Forse è stata proprio la voglia di «raccontare troppo» la vera pecca del film. Si sarebbe potuto scegliere di approfondire un episodio particolare, come in Jackie di Larraín, o di puntare su un unico aspetto della sua personalità, come il bisogno di dipendere da qualcuno. Invece si è preferito andare avanti e indietro nella vita di Dalida come un pendolo, senza il tempo di fermarsi un attimo per pensare, approfondire. La stessa passione per Luigi Tenco, interpretato da un ottimo Alessandro Borghi, si esaurisce in appena 8 minuti, incapaci di condurci per mano in una delle tragedie più importanti che la cantante affrontò in prima persona.

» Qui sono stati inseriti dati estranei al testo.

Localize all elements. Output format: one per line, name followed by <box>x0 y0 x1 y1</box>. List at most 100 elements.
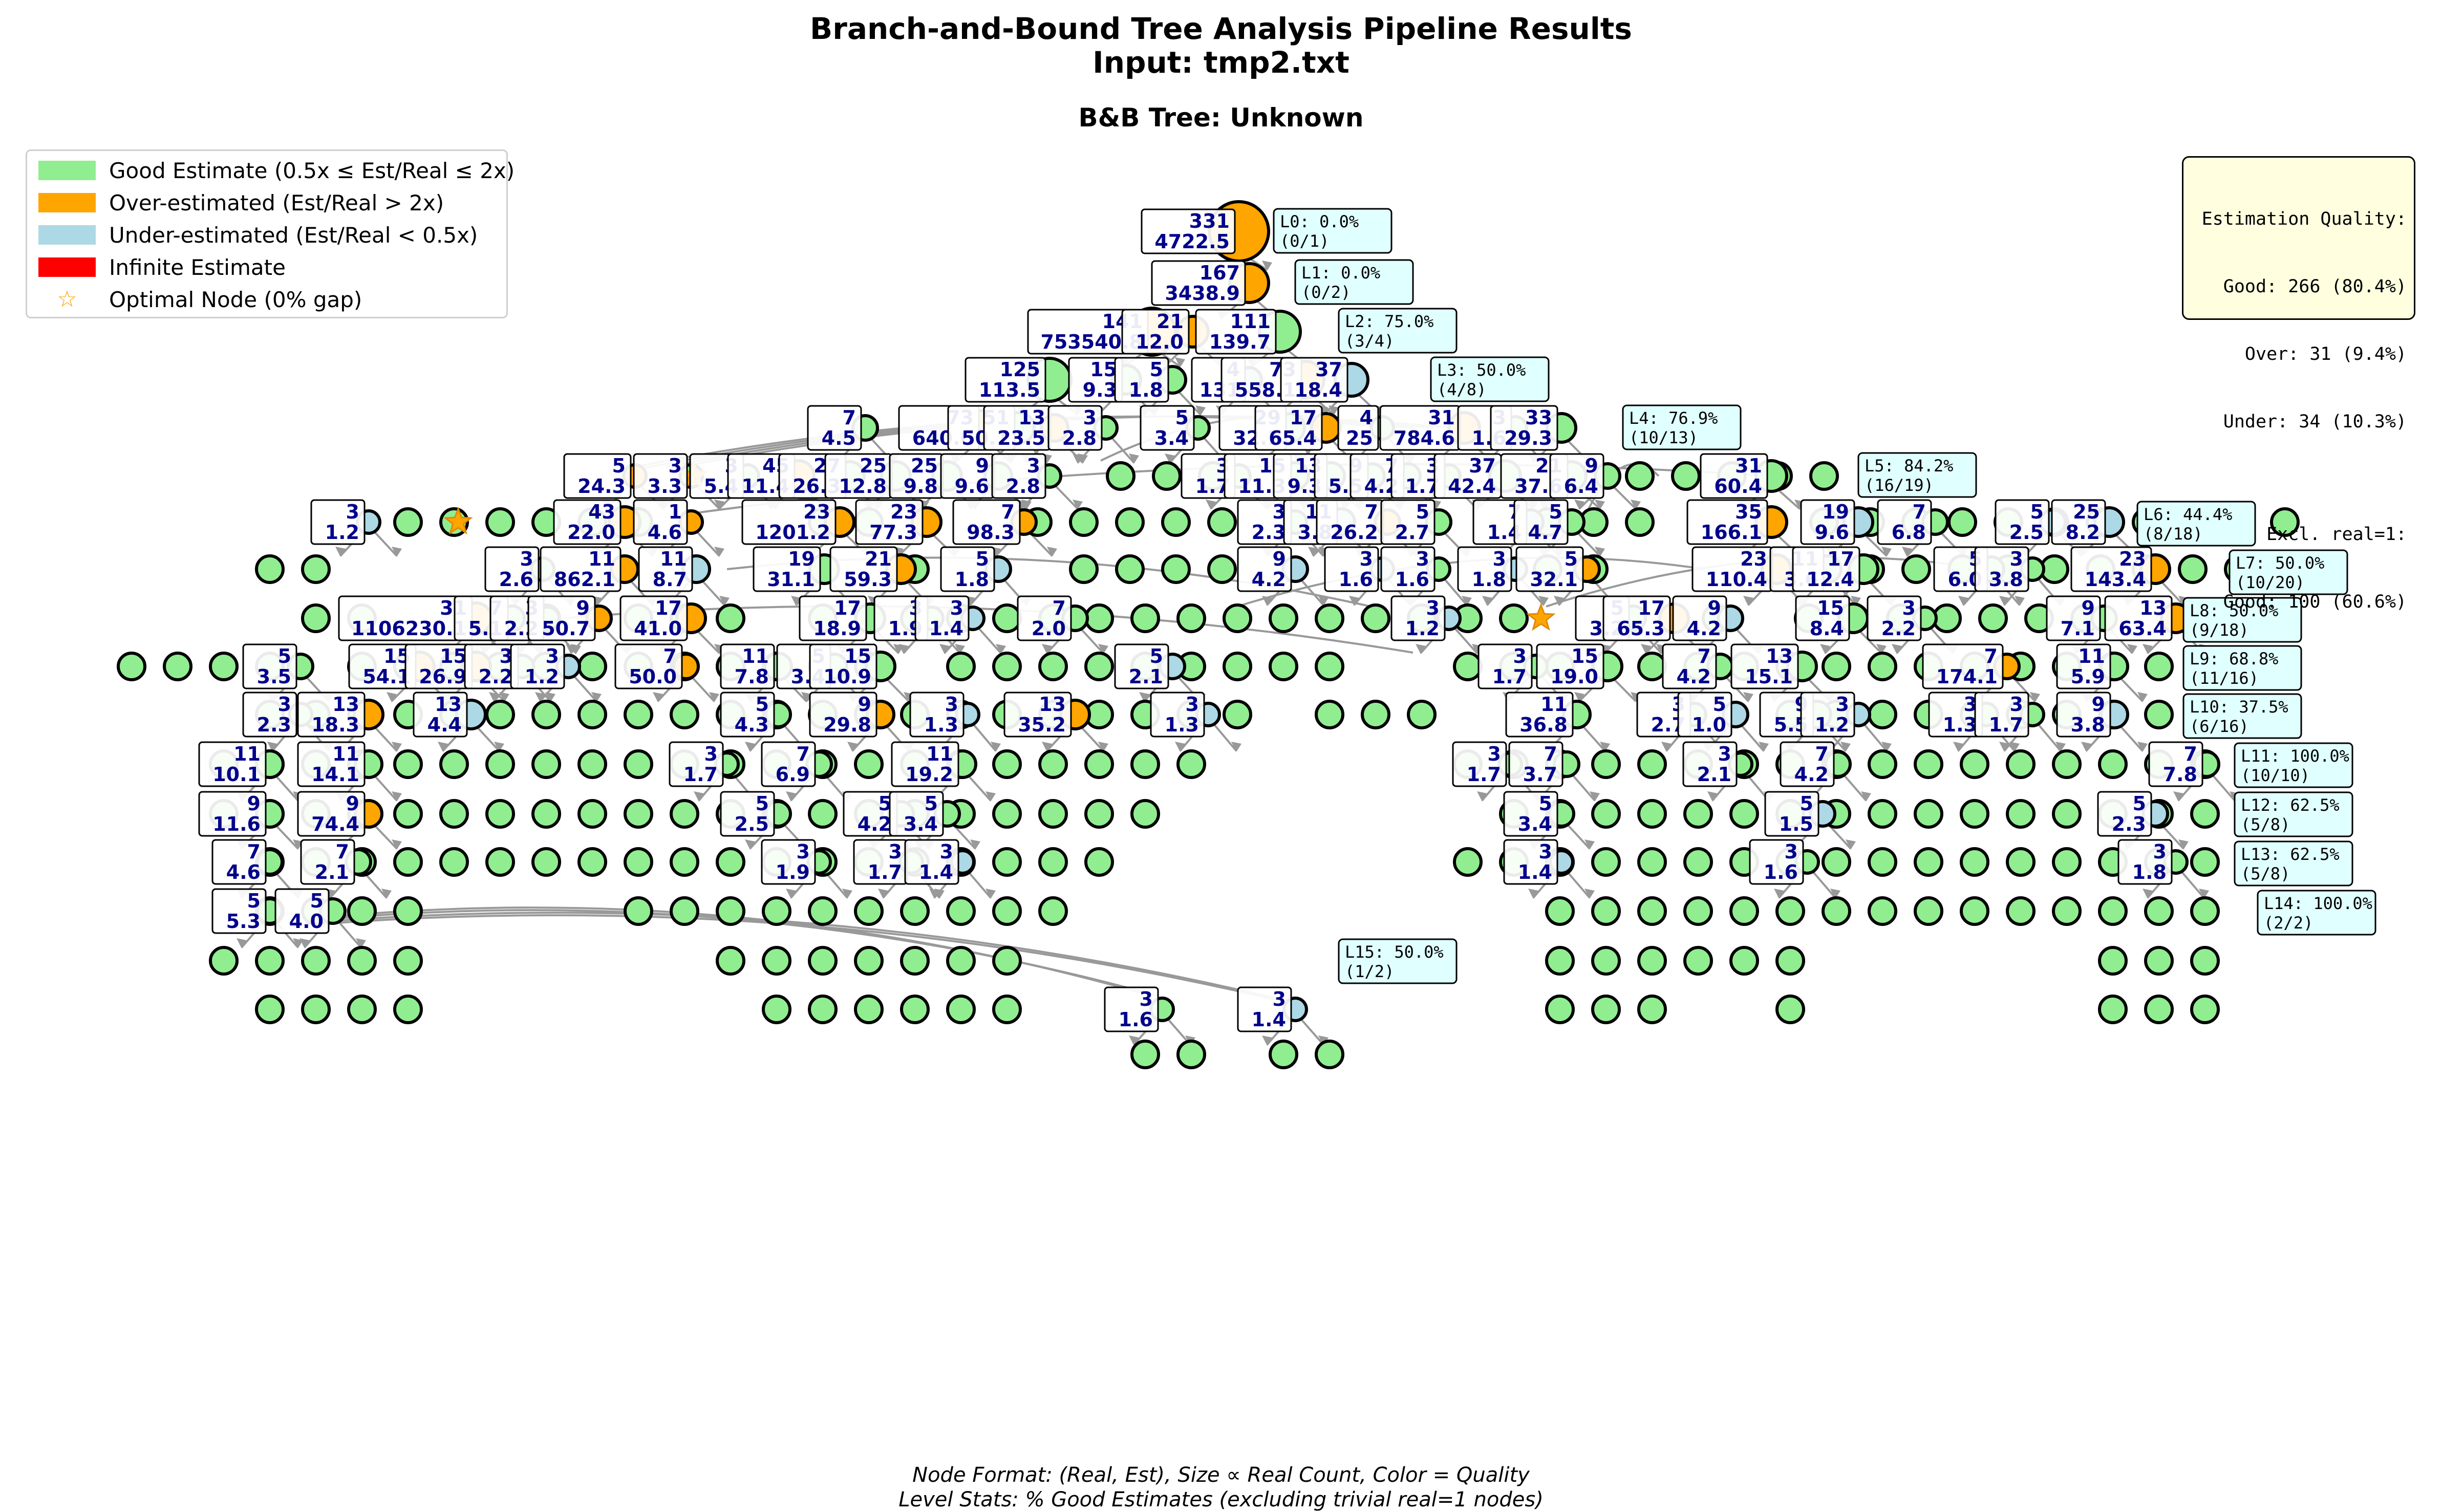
tree-node <box>2006 749 2036 779</box>
node-label-box <box>809 643 877 689</box>
node-estimate: 1.8 <box>955 568 989 591</box>
tree-node <box>2190 995 2220 1024</box>
tree-edge <box>1775 487 1801 510</box>
level-stat-count: (5/8) <box>2241 864 2290 883</box>
edge-arrowhead <box>1846 839 1856 850</box>
chart-title: Branch-and-Bound Tree Analysis Pipeline … <box>810 11 1632 46</box>
tree-edge <box>1566 823 1591 850</box>
node-estimate: 59.3 <box>844 568 892 591</box>
node-real-count: 3 <box>1836 693 1849 716</box>
node-estimate: 2.5 <box>2009 521 2044 544</box>
tree-edge <box>977 627 1002 654</box>
node-estimate: 3.7 <box>1523 763 1557 786</box>
level-stat-percent: L13: 62.5% <box>2241 845 2340 864</box>
node-real-count: 9 <box>1585 455 1598 477</box>
edge-arrowhead <box>1743 596 1753 606</box>
tree-node <box>577 847 607 877</box>
tree-edge <box>1212 723 1237 752</box>
tree-node <box>1084 799 1114 829</box>
tree-node <box>946 995 976 1024</box>
node-real-count: 19 <box>788 548 815 570</box>
node-real-count: 13 <box>1766 645 1793 667</box>
node-real-count: 43 <box>588 501 615 523</box>
node-estimate: 4.2 <box>1794 763 1829 786</box>
legend-swatch-infinite <box>38 257 96 277</box>
node-real-count: 5 <box>1150 358 1163 381</box>
tree-node <box>1868 847 1897 877</box>
node-estimate: 60.4 <box>1714 475 1762 498</box>
tree-node <box>531 700 561 729</box>
tree-node <box>992 749 1022 779</box>
node-estimate: 1.7 <box>1492 665 1527 688</box>
node-label-box <box>1800 692 1855 738</box>
tree-node <box>1868 652 1897 681</box>
node-real-count: 35 <box>1735 501 1762 523</box>
edge-arrowhead <box>694 791 704 802</box>
legend-item-under: Under-estimated (Est/Real < 0.5x) <box>38 222 478 248</box>
legend-label-good: Good Estimate (0.5x ≤ Est/Real ≤ 2x) <box>109 158 515 183</box>
level-stat-percent: L15: 50.0% <box>1345 942 1444 962</box>
node-estimate: 24.3 <box>577 475 626 498</box>
node-label-box <box>720 791 775 837</box>
edge-arrowhead <box>2015 596 2025 606</box>
node-real-count: 7 <box>1913 501 1926 523</box>
level-stat-percent: L2: 75.0% <box>1345 312 1433 331</box>
tree-node <box>624 700 653 729</box>
node-estimate: 1.4 <box>1518 861 1552 883</box>
legend-swatch-under <box>38 225 96 245</box>
node-real-count: 25 <box>860 455 887 477</box>
estimation-quality-box: Estimation Quality: Good: 266 (80.4%) Ov… <box>2182 156 2415 612</box>
tree-node <box>854 896 884 926</box>
node-label-box <box>211 888 267 934</box>
node-real-count: 9 <box>2082 597 2095 619</box>
level-stat-box <box>2182 693 2302 739</box>
node-estimate: 2.3 <box>257 714 291 736</box>
node-estimate: 3.4 <box>904 813 938 835</box>
node-labels: 3314722.51673438.9141753540.82112.011113… <box>198 208 2203 1032</box>
tree-node <box>1038 652 1068 681</box>
node-label-box <box>909 692 965 738</box>
edge-arrowhead <box>1042 742 1052 752</box>
chart-title-input: Input: tmp2.txt <box>1093 45 1349 80</box>
tree-node <box>854 995 884 1024</box>
node-real-count: 3 <box>1493 548 1506 570</box>
edge-arrowhead <box>2173 791 2183 802</box>
level-stat-count: (5/8) <box>2241 815 2290 834</box>
node-estimate: 8.7 <box>653 568 687 591</box>
tree-node <box>577 652 607 681</box>
node-estimate: 42.4 <box>1448 475 1496 498</box>
edge-arrowhead <box>387 692 397 702</box>
node-real-count: 3 <box>1140 988 1153 1010</box>
node-label-box <box>413 692 468 738</box>
node-estimate: 2.1 <box>1697 763 1731 786</box>
node-label-box <box>198 741 267 787</box>
node-label-box <box>1536 643 1604 689</box>
tree-node <box>2098 946 2128 976</box>
edge-arrowhead <box>591 692 602 702</box>
tree-edge <box>2118 676 2144 702</box>
tree-edge <box>2159 823 2184 850</box>
level-stat-box <box>2182 645 2302 691</box>
edge-arrowhead <box>1881 742 1892 752</box>
node-real-count: 15 <box>844 645 871 667</box>
node-real-count: 7 <box>1698 645 1711 667</box>
level-stat-percent: L4: 76.9% <box>1629 408 1718 428</box>
tree-node <box>1223 652 1252 681</box>
node-label-box <box>1380 499 1436 545</box>
edge-arrowhead <box>2178 839 2189 850</box>
node-real-count: 13 <box>2139 597 2167 619</box>
node-label-box <box>1877 499 1932 545</box>
node-label-box <box>1237 986 1292 1032</box>
tree-node <box>992 799 1022 829</box>
edge-arrowhead <box>1876 644 1887 654</box>
tree-node <box>393 995 423 1024</box>
tree-node <box>624 749 653 779</box>
edge-arrowhead <box>1042 644 1052 654</box>
node-label-box <box>914 595 970 641</box>
node-real-count: 23 <box>2119 548 2146 570</box>
tree-edge <box>337 920 362 948</box>
tree-node <box>1545 946 1575 976</box>
tree-node <box>1115 554 1145 584</box>
node-estimate: 2.8 <box>1062 427 1097 449</box>
node-estimate: 2.2 <box>1881 617 1916 640</box>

I presupposti c’erano tutti, ma la Azuelos si approccia alla materia con fare troppo prudente, quasi fermandosi alla superficie evitando di scavare nel profondo. Esattamente come avevano fatto Oliver Hirschbiegel con Diana – La storia segreta di Lady D e Oliver Dahan con Grace di Monaco. In questo Pablo Larraín avrebbe molto da insegnare, riuscendo a isolare una sfumatura del personaggio e fotografarla da tutte le angolazioni. Proprio come non è stato fatto con Dalida.